Soon the March on Rome will be 100 years old. Is there any trace of this coupism left in today’s far right? Unlike a hundred years, these politicians come to power moving within the rules of the democratic game, albeit despising them. This kind of alarm is not only unwarranted, it distracts us from the real danger, which is not a suppression of democracy, but its qualitative deterioration, which has been underway for many years.

Since mr. began your research for the series, what has changed about the radical right? I started around 2013. Italy had a Matteo Renzi [premiê entre 2014 e 2016] triumphant. What has changed? Everything has been normalized, no more scandal. Italy will once again be a political laboratory for what will happen elsewhere, a kind of vanguard of the rear, as it was with Silvio Berlusconi, in the 1990s, and with Matteo Salvini.

There are two levels of normalization. The moral, with the fact that a ruling class that still shows sympathies for fascism can govern. And the political, with the consequences of decisions that this right —objectively reactionary— generates.

How do you see the use of the triad “God, country and family” by Meloni and, in Brazil, by Jair Bolsonaro? I find it shocking that in 2022 such a slogan could exist.
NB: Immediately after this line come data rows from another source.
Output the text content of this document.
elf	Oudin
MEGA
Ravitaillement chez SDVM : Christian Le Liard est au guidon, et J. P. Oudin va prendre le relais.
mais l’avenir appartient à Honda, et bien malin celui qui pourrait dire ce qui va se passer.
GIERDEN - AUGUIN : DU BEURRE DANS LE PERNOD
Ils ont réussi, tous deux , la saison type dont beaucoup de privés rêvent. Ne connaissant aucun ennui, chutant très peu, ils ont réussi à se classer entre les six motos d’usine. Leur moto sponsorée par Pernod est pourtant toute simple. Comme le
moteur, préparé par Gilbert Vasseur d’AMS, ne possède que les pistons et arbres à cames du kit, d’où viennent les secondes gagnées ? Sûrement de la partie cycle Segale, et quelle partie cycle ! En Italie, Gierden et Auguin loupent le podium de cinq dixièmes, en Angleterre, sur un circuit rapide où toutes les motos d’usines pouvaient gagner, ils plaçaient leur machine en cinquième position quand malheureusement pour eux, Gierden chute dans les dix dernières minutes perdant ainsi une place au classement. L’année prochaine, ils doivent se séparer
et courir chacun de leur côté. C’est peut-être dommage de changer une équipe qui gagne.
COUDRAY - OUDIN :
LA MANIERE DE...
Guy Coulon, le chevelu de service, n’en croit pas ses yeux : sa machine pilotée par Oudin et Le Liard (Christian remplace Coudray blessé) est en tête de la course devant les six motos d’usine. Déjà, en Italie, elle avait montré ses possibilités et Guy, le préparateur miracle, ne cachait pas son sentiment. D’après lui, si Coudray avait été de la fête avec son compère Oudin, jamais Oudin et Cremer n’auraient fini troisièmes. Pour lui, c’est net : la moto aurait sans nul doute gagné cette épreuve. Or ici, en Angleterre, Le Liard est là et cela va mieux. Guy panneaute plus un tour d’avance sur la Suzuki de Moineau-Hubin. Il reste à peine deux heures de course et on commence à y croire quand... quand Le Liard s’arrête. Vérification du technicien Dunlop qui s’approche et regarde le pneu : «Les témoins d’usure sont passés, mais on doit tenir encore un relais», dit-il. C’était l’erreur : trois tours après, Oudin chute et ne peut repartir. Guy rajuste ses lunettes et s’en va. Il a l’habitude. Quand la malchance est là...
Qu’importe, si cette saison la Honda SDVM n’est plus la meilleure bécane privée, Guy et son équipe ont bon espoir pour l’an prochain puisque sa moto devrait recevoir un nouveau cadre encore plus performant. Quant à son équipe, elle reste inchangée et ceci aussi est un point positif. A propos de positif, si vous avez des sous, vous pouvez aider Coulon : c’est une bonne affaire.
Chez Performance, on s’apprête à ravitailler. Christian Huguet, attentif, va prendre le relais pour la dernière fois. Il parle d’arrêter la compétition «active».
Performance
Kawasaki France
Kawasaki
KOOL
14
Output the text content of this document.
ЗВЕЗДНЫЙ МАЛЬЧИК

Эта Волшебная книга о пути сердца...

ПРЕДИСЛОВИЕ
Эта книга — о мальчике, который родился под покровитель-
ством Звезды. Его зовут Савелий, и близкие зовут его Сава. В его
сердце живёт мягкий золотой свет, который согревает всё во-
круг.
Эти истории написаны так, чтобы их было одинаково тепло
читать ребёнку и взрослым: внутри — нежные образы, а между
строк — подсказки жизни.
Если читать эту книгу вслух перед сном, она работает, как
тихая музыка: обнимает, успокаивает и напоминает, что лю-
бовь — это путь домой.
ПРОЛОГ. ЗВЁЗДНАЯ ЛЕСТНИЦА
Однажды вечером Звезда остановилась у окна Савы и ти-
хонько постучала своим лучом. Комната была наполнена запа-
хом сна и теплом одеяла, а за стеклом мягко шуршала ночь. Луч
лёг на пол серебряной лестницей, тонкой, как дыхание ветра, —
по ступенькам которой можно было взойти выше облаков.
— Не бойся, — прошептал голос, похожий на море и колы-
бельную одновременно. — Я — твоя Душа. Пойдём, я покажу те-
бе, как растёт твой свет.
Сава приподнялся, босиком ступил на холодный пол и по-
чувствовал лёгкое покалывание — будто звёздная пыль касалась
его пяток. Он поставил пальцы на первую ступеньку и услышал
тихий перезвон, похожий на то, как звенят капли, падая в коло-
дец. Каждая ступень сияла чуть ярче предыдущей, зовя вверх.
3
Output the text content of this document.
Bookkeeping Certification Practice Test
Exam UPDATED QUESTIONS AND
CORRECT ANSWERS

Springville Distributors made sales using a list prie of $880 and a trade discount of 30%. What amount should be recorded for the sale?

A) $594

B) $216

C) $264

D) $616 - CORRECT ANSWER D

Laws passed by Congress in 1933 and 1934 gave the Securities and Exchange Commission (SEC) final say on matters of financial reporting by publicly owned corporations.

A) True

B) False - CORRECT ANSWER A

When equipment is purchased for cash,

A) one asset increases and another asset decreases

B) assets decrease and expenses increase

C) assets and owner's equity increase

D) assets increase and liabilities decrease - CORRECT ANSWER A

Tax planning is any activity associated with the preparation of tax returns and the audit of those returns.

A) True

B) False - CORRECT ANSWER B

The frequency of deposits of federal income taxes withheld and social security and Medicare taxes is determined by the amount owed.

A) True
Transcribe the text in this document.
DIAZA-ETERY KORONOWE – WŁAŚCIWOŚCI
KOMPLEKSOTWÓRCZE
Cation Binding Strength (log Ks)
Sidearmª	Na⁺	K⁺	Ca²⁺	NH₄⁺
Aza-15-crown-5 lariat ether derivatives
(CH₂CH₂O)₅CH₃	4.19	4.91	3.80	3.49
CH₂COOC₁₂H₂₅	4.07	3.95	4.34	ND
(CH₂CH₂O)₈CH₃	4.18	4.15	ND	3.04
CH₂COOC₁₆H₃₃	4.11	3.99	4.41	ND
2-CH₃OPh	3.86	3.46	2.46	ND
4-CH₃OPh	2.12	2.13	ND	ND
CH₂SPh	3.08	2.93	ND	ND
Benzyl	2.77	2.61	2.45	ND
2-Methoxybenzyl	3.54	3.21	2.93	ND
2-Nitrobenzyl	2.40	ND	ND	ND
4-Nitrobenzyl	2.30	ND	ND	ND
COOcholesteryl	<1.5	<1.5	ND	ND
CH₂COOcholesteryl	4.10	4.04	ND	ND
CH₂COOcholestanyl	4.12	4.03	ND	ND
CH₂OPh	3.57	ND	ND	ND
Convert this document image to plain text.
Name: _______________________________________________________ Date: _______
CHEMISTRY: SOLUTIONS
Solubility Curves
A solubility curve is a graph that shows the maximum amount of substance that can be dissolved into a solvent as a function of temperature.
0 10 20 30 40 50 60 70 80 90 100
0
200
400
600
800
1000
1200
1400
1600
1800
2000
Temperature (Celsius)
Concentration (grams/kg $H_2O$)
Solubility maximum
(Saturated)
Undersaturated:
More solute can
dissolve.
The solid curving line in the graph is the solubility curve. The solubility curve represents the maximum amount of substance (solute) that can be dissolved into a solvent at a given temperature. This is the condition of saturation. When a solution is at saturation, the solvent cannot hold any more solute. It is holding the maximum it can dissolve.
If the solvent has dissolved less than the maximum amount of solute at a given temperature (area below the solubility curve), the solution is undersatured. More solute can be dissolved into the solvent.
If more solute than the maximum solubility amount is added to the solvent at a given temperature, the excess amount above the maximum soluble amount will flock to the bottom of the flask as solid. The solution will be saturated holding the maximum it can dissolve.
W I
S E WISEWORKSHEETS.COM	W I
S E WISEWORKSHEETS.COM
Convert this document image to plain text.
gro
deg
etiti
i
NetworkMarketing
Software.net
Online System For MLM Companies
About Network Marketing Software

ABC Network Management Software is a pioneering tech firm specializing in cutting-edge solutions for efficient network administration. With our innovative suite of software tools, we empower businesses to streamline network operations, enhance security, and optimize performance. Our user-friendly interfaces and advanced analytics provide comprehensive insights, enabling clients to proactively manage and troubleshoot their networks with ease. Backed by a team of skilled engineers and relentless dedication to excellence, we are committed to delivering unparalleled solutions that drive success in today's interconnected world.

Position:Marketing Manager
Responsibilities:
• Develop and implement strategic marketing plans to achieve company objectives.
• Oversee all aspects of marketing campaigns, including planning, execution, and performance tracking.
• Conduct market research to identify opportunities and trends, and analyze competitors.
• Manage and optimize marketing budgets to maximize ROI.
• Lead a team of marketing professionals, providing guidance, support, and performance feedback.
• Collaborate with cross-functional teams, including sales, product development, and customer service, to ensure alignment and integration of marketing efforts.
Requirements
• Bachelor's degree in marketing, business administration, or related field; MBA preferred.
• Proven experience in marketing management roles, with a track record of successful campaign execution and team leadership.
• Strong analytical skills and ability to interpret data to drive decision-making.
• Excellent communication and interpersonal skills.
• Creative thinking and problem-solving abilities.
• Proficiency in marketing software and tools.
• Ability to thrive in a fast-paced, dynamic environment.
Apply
This is what clearly demonstrates that this is a reactionary political culture. This motto comes from the thought of Giuseppe Mazzini, one of the fathers of Italian unification. In its conception, it assumes a meaning of emancipation. Today, two centuries later, it means proposing a perspective of returning to a society in which the father takes his authority from the father of the country, who receives it directly from God. It means that there is only one God, one country and one type of family. A slogan widely used by Mussolini during 20 years of fascism.

How do you see the attempt by opposition forces to this ultra-right, not only in Italy, to link these politicians to fascism? In an election campaign, can this take away votes? No, precisely because the thing was normalized. The moral question disappeared, with the eclipse of anti-fascism throughout the 20th century, that movement that put as a prerogative the fact that, if you want to be part of civil society or politics, you have to declare yourself anti-fascist. I placed Mussolini as the protagonist because I felt he should contribute to renewing anti-fascism on non-ideological bases.

Anti-fascism has been used so often in recent decades — often instrumentally by people, including political leaders, who were not the best qualified for it — that it has become an empty word. My project is part of the vision that anti-fascism must be refounded on new foundations. It must not be under the banners of the left at all. It must be a new consciousness, civil and civic, of all democrats, which is a very broad field. It means reaffirming the ethical, political and economic superiority of full, liberal democracy. The Black Shirts will not return, we are facing defenders of an authoritarian democracy.


X-ray | Antonio Scurati, 53

Born in Naples, he has already won the Strega Prize, the most important in Italian literature. Professor of contemporary literature at the University of Communication and Languages ​​in Milan, he is also a columnist for the newspaper La Stampa and an essayist.